To show the optimization view

go to view mode>optimization viewmodes> shader complexity or ALt+8


Every translucent plane that gets rendered adds a layer on top of the screen, and those pixels have to be recalculated because those pixels have to blend in a layer on top.

for every layer that gets added, there are more and more pixels that have to be recalculated again and again for each layer. This very quickly makes the pixel shader expanse huge.


It is bade on pixel shader, as it goes out to distance, it gets cheaper, because there are simply fewer pixels.




Use shader complexity, and be aware when translucency is heavy.


2. Materials


complex Materials (also pixel shader related)

Example:

multiple noise with quality 10, added several times on top of each other, gives an extremely expensive material

if you open the stat panel on material, it shows us the cost is around 2000 instruction count.



Again, the more pixels on the screen, use a complex expensive material, the bigger impact of that complex material will be on performance.(Pixel shader-related)


3.DrawCalls


When the environment is rendered, it is going to render it object per object.

It builds up mesh per mesh, each of the mesh is a draw call. Therefore, the expense is not in the polygon count of the environment, but in how many draw calls you have.
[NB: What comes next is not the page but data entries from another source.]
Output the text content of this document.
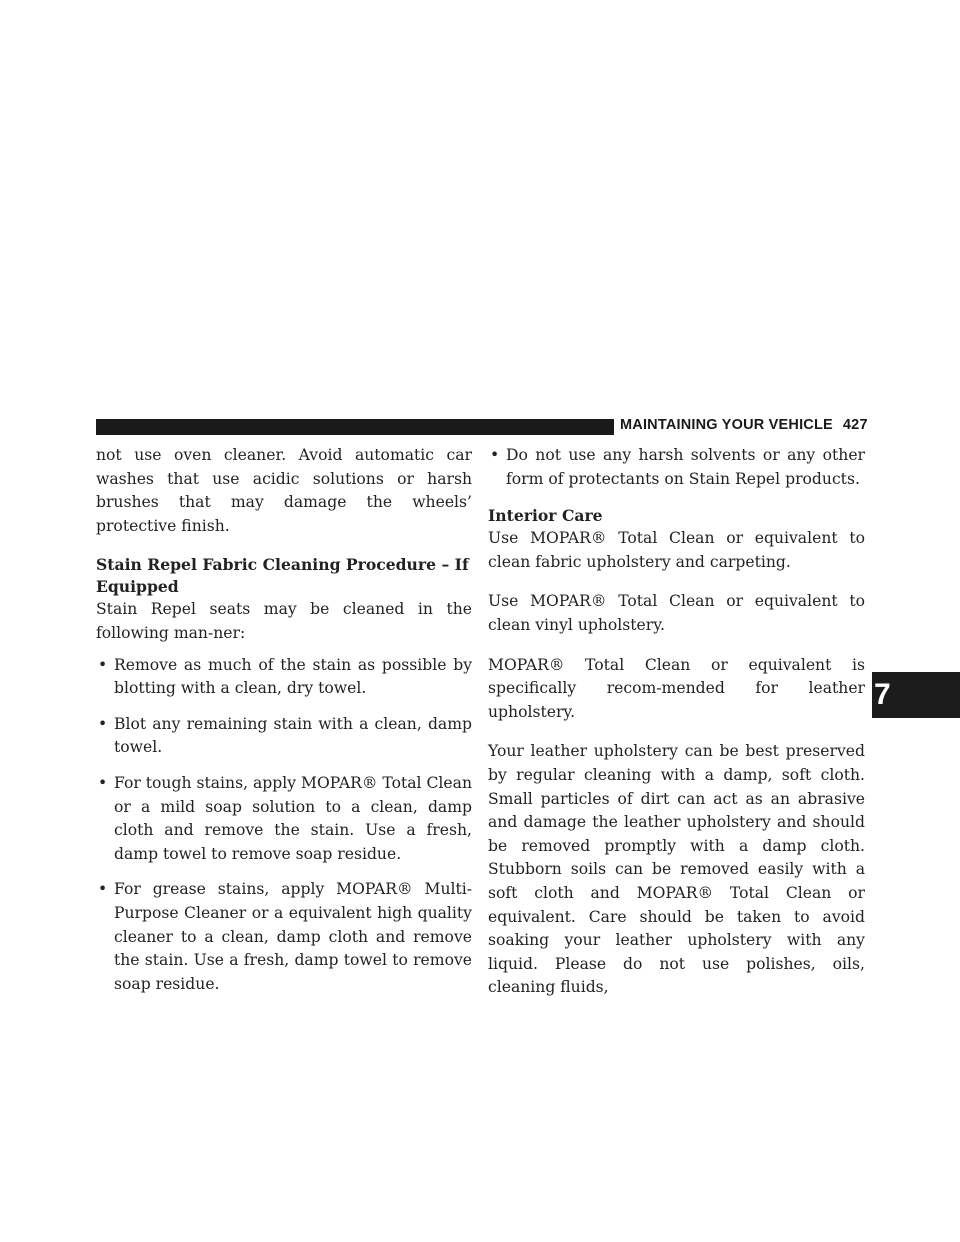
MAINTAINING YOUR VEHICLE 427

not use oven cleaner. Avoid automatic car washes that use acidic solutions or harsh brushes that may damage the wheels’ protective finish.

Stain Repel Fabric Cleaning Procedure – If
Equipped

Stain Repel seats may be cleaned in the following man-ner:

• Remove as much of the stain as possible by blotting with a clean, dry towel.
• Blot any remaining stain with a clean, damp towel.
• For tough stains, apply MOPAR® Total Clean or a mild soap solution to a clean, damp cloth and remove the stain. Use a fresh, damp towel to remove soap residue.
• For grease stains, apply MOPAR® Multi-Purpose Cleaner or a equivalent high quality cleaner to a clean, damp cloth and remove the stain. Use a fresh, damp towel to remove soap residue.
• Do not use any harsh solvents or any other form of protectants on Stain Repel products.
Interior Care

Use MOPAR® Total Clean or equivalent to clean fabric upholstery and carpeting.

Use MOPAR® Total Clean or equivalent to clean vinyl upholstery.

MOPAR® Total Clean or equivalent is specifically recom-mended for leather upholstery.

Your leather upholstery can be best preserved by regular cleaning with a damp, soft cloth. Small particles of dirt can act as an abrasive and damage the leather upholstery and should be removed promptly with a damp cloth. Stubborn soils can be removed easily with a soft cloth and MOPAR® Total Clean or equivalent. Care should be taken to avoid soaking your leather upholstery with any liquid. Please do not use polishes, oils, cleaning fluids,

7
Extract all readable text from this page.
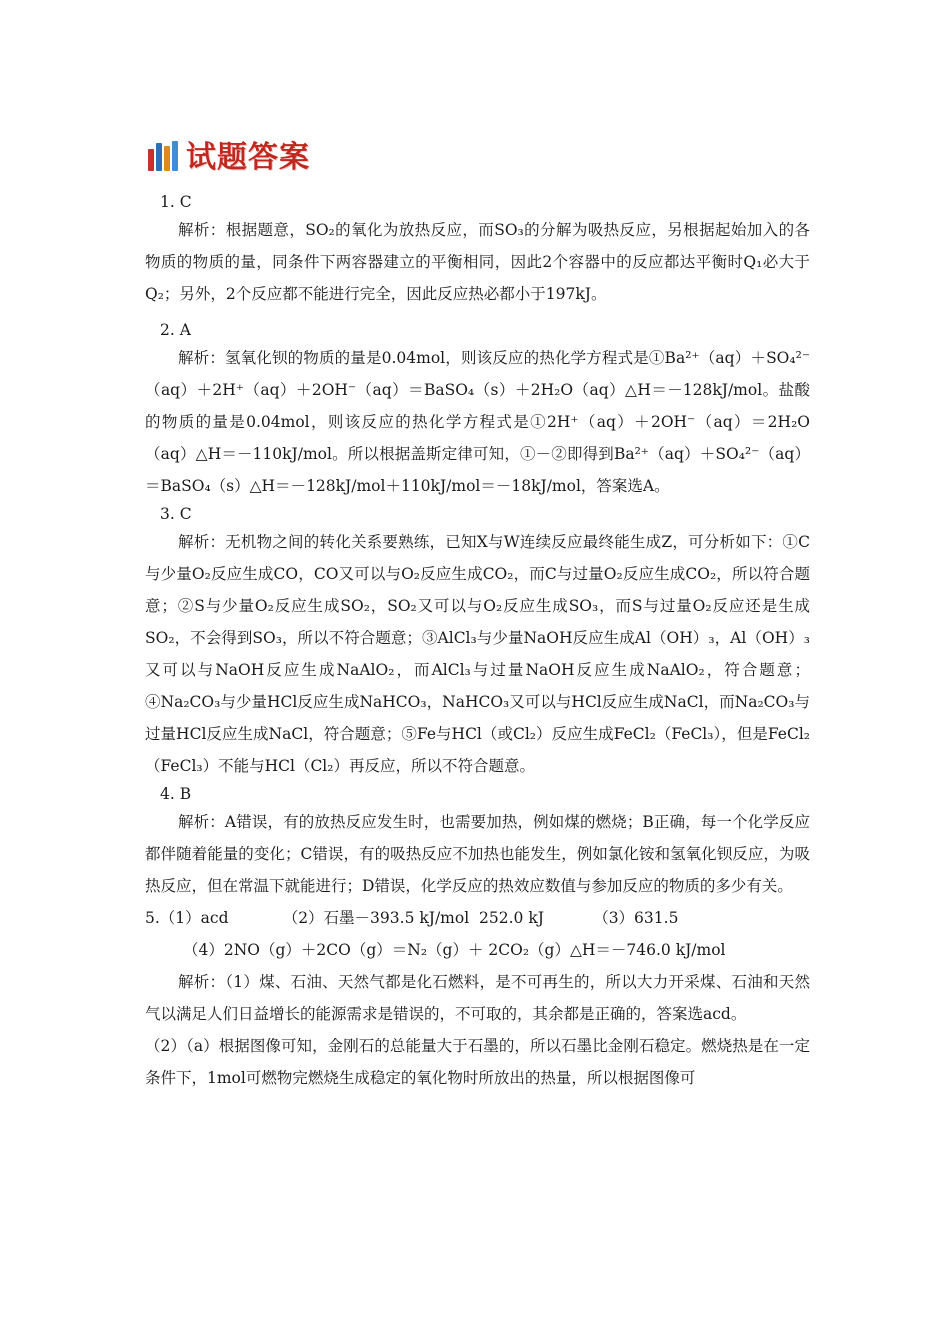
试题答案

1. C

解析：根据题意，SO₂的氧化为放热反应，而SO₃的分解为吸热反应，另根据起始加入的各物质的物质的量，同条件下两容器建立的平衡相同，因此2个容器中的反应都达平衡时Q₁必大于Q₂；另外，2个反应都不能进行完全，因此反应热必都小于197kJ。

2. A

解析：氢氧化钡的物质的量是0.04mol，则该反应的热化学方程式是①Ba²⁺（aq）＋SO₄²⁻（aq）＋2H⁺（aq）＋2OH⁻（aq）＝BaSO₄（s）＋2H₂O（aq）△H＝－128kJ/mol。盐酸的物质的量是0.04mol，则该反应的热化学方程式是①2H⁺（aq）＋2OH⁻（aq）＝2H₂O（aq）△H＝－110kJ/mol。所以根据盖斯定律可知，①－②即得到Ba²⁺（aq）＋SO₄²⁻（aq）＝BaSO₄（s）△H＝－128kJ/mol＋110kJ/mol＝－18kJ/mol，答案选A。

3. C

解析：无机物之间的转化关系要熟练，已知X与W连续反应最终能生成Z，可分析如下：①C与少量O₂反应生成CO，CO又可以与O₂反应生成CO₂，而C与过量O₂反应生成CO₂，所以符合题意；②S与少量O₂反应生成SO₂，SO₂又可以与O₂反应生成SO₃，而S与过量O₂反应还是生成SO₂，不会得到SO₃，所以不符合题意；③AlCl₃与少量NaOH反应生成Al（OH）₃，Al（OH）₃又可以与NaOH反应生成NaAlO₂，而AlCl₃与过量NaOH反应生成NaAlO₂，符合题意；④Na₂CO₃与少量HCl反应生成NaHCO₃，NaHCO₃又可以与HCl反应生成NaCl，而Na₂CO₃与过量HCl反应生成NaCl，符合题意；⑤Fe与HCl（或Cl₂）反应生成FeCl₂（FeCl₃），但是FeCl₂（FeCl₃）不能与HCl（Cl₂）再反应，所以不符合题意。

4. B

解析：A错误，有的放热反应发生时，也需要加热，例如煤的燃烧；B正确，每一个化学反应都伴随着能量的变化；C错误，有的吸热反应不加热也能发生，例如氯化铵和氢氧化钡反应，为吸热反应，但在常温下就能进行；D错误，化学反应的热效应数值与参加反应的物质的多少有关。

5.（1）acd           （2）石墨－393.5 kJ/mol  252.0 kJ          （3）631.5

（4）2NO（g）＋2CO（g）＝N₂（g）＋ 2CO₂（g）△H＝－746.0 kJ/mol

解析：（1）煤、石油、天然气都是化石燃料，是不可再生的，所以大力开采煤、石油和天然气以满足人们日益增长的能源需求是错误的，不可取的，其余都是正确的，答案选acd。

（2）（a）根据图像可知，金刚石的总能量大于石墨的，所以石墨比金刚石稳定。燃烧热是在一定条件下，1mol可燃物完燃烧生成稳定的氧化物时所放出的热量，所以根据图像可
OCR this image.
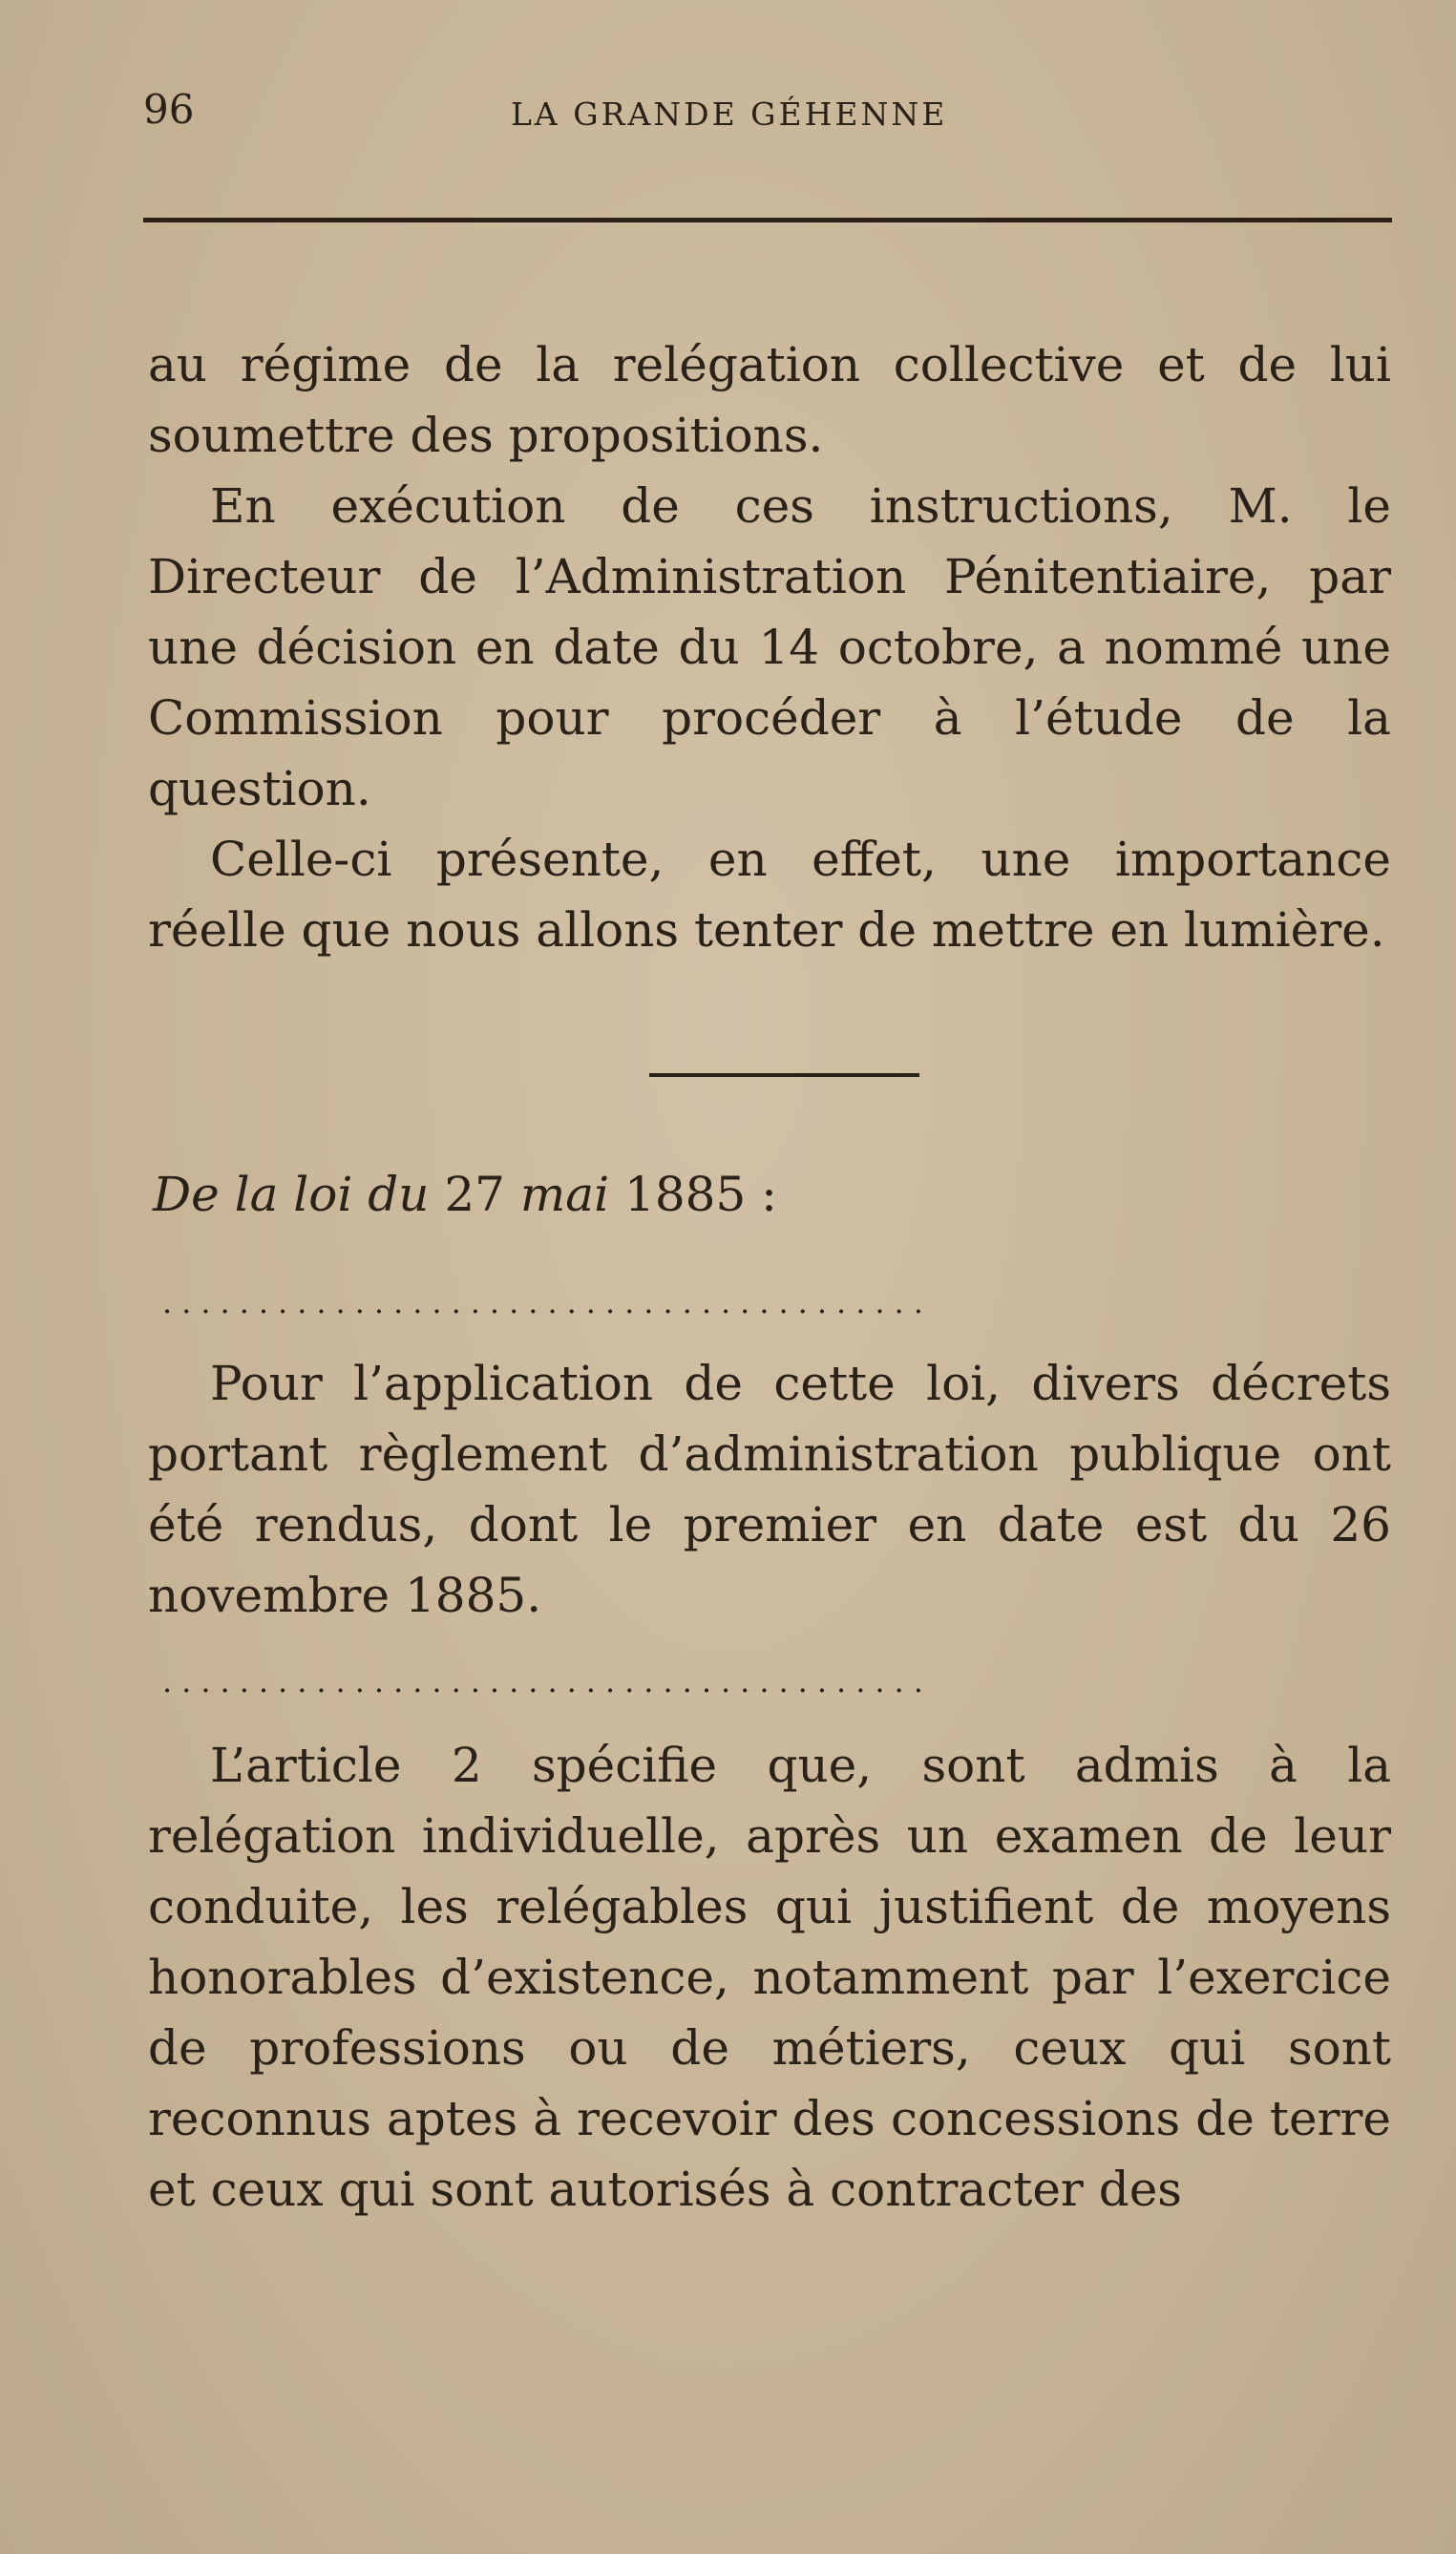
96	LA GRANDE GÉHENNE

au régime de la relégation collective et de lui soumettre des propositions.

En exécution de ces instructions, M. le Directeur de l’Administration Pénitentiaire, par une décision en date du 14 octobre, a nommé une Commission pour procéder à l’étude de la question.

Celle-ci présente, en effet, une importance réelle que nous allons tenter de mettre en lumière.

De la loi du 27 mai 1885 :
........................................

Pour l’application de cette loi, divers décrets portant règlement d’administration publique ont été rendus, dont le premier en date est du 26 novembre 1885.

........................................

L’article 2 spécifie que, sont admis à la relégation individuelle, après un examen de leur conduite, les relégables qui justifient de moyens honorables d’existence, notamment par l’exercice de professions ou de métiers, ceux qui sont reconnus aptes à recevoir des concessions de terre et ceux qui sont autorisés à contracter des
Every mesh, every one of the materials applied on the mesh will be a draw call

stat hri


DrawPrimitive calls shows the draw call counts in the scene



4.Dynamic shadow


Dynamic shadows are really heavy.

In fact, the higher the polygon count of the environment,the heavier dynamic shadows get.


If you intend to use a lot of dynamic shadows, you need to be more careful with polygon count on the environment.

Whereas if you are going to use only static lighting, or no dynamic shadows at all, you can have a much higher polygon count.